Opening Celebration

Enchantment: Opening Celebration

24 October 2024
5:00-8:00pm

Please join us for the opening celebration of Enchantment featuring  Rebecca Bair, Julian 伊 中 Hou and Byron Peters, guest curated by Phanuel Antwi.

 

Enchantment is a group exhibition that looks at the way that Chinatown-Downtown Eastside (and Vancouver in general) enchants international capital, investors, and tourists. Rebecca Bair, Julian 伊 中 Hou and Byron Peters insist upon a counter enchantment. To these artists, this counter enchantment comes from reworking archival materials, to insisting on the lived experience of having relations in this neighbourhood, to mobilizing speculation, and fiction, to listening to the knowledge of the surrounding communities. In a political sense, there is a degentrification of enchantment at work in this group show, and the artists invite us to reclaim the means of enchantment. Through sculpture, sound installation, and video poetry, these newly commissioned works remain alive to the ready-made imaginings of this space at the same time that they rework the knotty ties that secure the image of this place.

 

Enchantment is presented with additional support from The Studio for Racial and Colonial Tidalectics (Canada Research Chair in Black Arts and Epistemologies).

Participant Bios

Rebecca Bair is an interdisciplinary artist based in Vancouver on the unceded territories of the xʷməθkʷəy̓əm, Sḵwx̱wú7mesh, and səl̓ílwətaʔɬ peoples. Her research aims to explore the possibilities of specific representation and of identity through abstraction and non-figuration. Bair uses multimedia approaches and Sun collaborations to illustrate her exploration of identity and intersectionality, through the lens of her own experience as a Black Woman on Turtle Island. Her artistic, professional and educational goals revolve around common themes of celebrating Black plurality, as well as enabling interpersonal and intercultural care, and her work acts as a vehicle through which the complexities of history and identity can be uncovered, redefined and expressed.
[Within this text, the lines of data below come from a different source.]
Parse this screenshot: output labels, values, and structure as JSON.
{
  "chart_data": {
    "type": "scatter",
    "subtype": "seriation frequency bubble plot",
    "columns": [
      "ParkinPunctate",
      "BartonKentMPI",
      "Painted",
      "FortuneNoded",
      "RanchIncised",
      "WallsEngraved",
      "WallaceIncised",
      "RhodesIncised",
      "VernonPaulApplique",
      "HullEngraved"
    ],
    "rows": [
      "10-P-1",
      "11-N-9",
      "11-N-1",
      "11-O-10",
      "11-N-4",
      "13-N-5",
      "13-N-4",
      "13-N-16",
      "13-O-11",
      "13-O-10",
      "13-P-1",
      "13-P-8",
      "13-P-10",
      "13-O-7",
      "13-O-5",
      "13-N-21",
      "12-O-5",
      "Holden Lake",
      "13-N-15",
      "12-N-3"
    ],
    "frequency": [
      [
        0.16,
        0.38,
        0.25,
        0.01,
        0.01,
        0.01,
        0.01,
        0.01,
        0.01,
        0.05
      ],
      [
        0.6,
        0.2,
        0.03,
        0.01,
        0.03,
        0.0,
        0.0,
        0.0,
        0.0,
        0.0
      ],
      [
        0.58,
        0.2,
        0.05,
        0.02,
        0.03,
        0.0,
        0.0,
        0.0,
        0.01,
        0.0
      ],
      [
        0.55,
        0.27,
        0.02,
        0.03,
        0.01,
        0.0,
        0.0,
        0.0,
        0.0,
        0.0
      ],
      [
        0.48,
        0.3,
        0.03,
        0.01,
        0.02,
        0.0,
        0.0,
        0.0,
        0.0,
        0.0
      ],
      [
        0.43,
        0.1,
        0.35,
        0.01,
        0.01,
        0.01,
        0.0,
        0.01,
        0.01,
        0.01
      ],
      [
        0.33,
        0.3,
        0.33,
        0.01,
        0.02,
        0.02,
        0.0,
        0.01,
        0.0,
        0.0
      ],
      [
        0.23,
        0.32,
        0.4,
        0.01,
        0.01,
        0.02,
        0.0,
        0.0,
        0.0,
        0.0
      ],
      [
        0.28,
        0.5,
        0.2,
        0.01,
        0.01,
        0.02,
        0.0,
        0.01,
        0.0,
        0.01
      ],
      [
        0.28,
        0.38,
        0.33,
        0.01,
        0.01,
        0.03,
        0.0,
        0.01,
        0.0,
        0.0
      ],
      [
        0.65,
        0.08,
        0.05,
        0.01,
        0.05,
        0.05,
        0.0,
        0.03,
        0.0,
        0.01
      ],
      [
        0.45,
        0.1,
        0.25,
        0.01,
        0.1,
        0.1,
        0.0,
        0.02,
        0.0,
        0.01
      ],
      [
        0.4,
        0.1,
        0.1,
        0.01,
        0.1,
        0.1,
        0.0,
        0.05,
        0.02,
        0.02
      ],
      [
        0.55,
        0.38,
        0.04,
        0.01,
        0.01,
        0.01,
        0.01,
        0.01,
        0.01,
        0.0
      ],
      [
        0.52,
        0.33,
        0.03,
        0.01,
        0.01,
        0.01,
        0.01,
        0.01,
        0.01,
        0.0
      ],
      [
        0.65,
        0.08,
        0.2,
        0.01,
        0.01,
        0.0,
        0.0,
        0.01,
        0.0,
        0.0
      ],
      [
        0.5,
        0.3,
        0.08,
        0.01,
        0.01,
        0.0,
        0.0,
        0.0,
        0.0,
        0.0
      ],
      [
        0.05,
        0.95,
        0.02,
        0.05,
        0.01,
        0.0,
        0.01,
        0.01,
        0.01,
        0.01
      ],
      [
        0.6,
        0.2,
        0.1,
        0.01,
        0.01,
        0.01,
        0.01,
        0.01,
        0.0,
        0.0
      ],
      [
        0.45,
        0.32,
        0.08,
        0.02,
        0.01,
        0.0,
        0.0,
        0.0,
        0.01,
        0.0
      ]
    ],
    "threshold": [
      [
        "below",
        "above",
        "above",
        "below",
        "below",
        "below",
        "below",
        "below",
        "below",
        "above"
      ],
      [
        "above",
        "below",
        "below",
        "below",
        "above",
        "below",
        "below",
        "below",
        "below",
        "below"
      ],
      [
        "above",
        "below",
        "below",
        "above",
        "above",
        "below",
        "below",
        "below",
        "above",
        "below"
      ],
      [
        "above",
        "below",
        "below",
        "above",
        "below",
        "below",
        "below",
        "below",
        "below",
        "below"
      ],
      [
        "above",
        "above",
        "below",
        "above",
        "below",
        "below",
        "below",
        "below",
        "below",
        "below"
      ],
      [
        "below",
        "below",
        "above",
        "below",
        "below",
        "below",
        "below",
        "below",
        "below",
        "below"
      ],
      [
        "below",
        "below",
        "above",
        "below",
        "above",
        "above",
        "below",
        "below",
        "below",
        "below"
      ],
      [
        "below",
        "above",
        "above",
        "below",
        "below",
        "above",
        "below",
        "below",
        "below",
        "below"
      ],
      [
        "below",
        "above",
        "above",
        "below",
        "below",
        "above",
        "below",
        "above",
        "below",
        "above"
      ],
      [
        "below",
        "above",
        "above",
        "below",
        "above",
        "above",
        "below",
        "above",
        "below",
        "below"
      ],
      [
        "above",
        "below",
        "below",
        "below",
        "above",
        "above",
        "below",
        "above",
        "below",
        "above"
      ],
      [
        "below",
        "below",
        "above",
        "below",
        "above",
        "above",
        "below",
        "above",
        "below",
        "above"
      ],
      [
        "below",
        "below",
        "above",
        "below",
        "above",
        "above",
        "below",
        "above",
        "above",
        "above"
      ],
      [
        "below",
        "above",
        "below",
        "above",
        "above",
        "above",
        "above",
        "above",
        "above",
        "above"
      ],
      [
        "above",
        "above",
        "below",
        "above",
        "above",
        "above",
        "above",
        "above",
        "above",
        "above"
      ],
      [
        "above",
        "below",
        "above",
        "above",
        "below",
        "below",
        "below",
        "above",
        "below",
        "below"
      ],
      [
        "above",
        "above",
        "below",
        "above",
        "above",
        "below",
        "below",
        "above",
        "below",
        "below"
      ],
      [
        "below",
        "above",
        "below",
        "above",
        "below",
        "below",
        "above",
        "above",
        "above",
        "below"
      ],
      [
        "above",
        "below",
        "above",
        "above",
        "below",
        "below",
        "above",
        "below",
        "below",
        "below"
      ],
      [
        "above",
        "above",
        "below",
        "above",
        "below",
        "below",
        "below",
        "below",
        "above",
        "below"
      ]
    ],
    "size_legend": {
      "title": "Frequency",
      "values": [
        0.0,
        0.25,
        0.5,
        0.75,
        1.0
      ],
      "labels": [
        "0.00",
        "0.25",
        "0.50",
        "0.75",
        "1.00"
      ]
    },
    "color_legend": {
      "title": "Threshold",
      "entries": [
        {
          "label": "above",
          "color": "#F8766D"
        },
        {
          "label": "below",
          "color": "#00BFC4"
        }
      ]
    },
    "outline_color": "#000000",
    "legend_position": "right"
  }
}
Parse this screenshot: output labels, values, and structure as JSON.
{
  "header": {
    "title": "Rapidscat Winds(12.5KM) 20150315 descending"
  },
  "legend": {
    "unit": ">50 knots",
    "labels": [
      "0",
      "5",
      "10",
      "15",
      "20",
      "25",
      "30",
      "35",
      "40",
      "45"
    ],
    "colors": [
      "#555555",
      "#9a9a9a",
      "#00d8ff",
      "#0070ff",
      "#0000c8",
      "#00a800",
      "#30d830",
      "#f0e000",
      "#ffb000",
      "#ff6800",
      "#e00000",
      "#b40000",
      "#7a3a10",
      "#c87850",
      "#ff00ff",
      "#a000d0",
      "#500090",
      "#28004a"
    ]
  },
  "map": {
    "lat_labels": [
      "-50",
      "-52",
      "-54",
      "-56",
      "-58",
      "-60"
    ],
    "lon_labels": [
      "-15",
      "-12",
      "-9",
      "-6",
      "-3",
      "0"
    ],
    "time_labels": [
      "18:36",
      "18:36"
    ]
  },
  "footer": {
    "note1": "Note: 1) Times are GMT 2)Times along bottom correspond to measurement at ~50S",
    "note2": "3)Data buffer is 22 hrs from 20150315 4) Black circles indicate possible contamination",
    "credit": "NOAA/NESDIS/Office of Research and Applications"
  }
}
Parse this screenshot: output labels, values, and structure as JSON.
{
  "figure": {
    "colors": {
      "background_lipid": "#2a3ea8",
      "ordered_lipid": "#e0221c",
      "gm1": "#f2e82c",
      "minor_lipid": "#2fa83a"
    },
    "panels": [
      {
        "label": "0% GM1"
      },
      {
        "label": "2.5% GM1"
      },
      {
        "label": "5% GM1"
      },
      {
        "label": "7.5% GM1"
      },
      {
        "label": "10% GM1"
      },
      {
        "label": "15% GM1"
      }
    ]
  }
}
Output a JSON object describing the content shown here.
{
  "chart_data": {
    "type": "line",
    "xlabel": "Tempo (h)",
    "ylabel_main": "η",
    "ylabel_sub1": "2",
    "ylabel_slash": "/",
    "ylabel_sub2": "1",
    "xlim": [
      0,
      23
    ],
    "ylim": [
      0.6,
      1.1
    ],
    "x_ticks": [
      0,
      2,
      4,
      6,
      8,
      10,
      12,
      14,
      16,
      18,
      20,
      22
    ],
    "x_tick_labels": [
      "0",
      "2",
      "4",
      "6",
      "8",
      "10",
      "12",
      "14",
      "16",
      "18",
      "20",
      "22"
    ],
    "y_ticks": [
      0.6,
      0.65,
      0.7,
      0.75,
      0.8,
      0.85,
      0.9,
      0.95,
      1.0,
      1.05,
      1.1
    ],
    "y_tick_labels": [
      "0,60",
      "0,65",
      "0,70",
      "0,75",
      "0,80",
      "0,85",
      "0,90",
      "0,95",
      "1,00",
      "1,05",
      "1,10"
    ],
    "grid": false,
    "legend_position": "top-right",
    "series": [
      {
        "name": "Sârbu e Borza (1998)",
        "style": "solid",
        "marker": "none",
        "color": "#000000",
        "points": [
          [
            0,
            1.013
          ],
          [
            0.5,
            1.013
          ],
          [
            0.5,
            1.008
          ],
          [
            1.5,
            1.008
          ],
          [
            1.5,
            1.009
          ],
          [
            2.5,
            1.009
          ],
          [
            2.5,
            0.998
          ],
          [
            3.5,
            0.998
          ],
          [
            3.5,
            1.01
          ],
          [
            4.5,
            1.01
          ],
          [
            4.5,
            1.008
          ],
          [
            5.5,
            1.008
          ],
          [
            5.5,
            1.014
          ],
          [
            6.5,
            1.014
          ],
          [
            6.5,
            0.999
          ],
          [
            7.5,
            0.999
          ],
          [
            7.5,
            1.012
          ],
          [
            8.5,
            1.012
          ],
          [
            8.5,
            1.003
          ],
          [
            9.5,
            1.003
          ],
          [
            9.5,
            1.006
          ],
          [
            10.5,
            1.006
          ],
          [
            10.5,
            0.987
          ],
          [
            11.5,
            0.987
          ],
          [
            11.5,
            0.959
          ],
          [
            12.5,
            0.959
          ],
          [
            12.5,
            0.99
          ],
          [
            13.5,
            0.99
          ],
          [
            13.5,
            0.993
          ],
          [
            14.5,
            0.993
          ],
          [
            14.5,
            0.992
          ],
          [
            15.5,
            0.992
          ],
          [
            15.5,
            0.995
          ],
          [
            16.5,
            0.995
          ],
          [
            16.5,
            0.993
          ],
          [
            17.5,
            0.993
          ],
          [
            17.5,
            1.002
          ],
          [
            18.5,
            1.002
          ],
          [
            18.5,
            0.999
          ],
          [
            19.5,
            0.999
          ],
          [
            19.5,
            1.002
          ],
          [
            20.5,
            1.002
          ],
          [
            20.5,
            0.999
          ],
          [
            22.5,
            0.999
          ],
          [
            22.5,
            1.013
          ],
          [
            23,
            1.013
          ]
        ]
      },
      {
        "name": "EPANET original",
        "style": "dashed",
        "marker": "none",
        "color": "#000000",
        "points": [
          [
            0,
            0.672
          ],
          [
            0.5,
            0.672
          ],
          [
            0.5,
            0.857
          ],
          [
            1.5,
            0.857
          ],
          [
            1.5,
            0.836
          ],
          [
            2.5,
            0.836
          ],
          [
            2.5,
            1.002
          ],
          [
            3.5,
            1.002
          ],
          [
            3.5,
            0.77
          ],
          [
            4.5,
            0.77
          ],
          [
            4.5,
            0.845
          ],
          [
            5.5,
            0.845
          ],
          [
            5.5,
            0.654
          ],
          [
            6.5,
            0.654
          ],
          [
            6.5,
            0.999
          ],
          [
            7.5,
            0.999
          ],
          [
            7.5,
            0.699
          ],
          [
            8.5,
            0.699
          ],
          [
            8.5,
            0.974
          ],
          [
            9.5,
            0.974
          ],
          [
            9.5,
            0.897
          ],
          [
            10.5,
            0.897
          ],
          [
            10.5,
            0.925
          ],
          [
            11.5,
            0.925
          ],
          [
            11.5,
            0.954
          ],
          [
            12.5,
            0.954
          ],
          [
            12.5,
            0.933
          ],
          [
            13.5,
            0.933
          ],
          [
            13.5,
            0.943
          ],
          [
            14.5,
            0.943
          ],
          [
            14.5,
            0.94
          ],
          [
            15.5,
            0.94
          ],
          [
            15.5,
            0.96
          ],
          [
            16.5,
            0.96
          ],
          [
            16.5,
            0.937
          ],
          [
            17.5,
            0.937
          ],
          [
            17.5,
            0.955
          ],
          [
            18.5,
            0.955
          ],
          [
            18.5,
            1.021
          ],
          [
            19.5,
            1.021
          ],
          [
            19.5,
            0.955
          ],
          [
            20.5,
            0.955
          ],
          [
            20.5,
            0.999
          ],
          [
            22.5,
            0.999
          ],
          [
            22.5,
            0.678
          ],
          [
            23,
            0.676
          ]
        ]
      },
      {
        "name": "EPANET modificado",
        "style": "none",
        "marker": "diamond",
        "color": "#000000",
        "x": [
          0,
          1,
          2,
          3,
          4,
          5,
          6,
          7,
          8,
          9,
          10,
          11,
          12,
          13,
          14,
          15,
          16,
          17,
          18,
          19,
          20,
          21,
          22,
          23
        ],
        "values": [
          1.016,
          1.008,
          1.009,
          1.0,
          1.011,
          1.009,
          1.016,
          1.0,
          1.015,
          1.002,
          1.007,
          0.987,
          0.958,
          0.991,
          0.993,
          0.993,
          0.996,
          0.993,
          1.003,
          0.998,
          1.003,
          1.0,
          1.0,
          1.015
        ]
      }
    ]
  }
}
Julian 伊 中 Hou is an artist based in Vancouver on the unceded territories of the xʷməθkʷəy̓əm, Sḵwx̱wú7mesh, and səl̓ílwətaʔɬ peoples. His multidisciplinary practice includes the fostering and organizing of productions through a fluid collaborative art, audio, publishing and apparel entity (Second Spring), as well as an ongoing artistic practice that involves the accumulation of new skills and application of personal symbolic invocations, collective meaning, and original methods of divination that probe the darker recesses of psychic awareness. His stalwart mediums are drawing, sculpture, songwriting, album production, and clothing as art.

Byron Peters is an artist and filmmaker based on the unceded territories of the xʷməθkʷəy̓əm, Sḵwx̱wú7mesh, and səl̓ílwətaʔɬ peoples. Often through long-term collaborations, their work engages with collective labour practices, digitality and racial capitalism, community archives, and histories of science. Since 2018, Byron collaborated with the late activist and community television producer Sid Chow Tan towards archive-based films that weave together questions of racial justice, mathematics, mythologies, and histories of Chinatown and the Downtown Eastside of Vancouver, including the forthcoming The Search for Kwan Kung Pt. II.

Phanuel Antwi is an Associate Professor in the Department of English Language and Literatures at UBC. In 2022 he was named Canada Research Chair in Black Arts and Epistemologies. He is an artist, curator, and organiser concerned with race, poetics, movements, intimacy and struggle.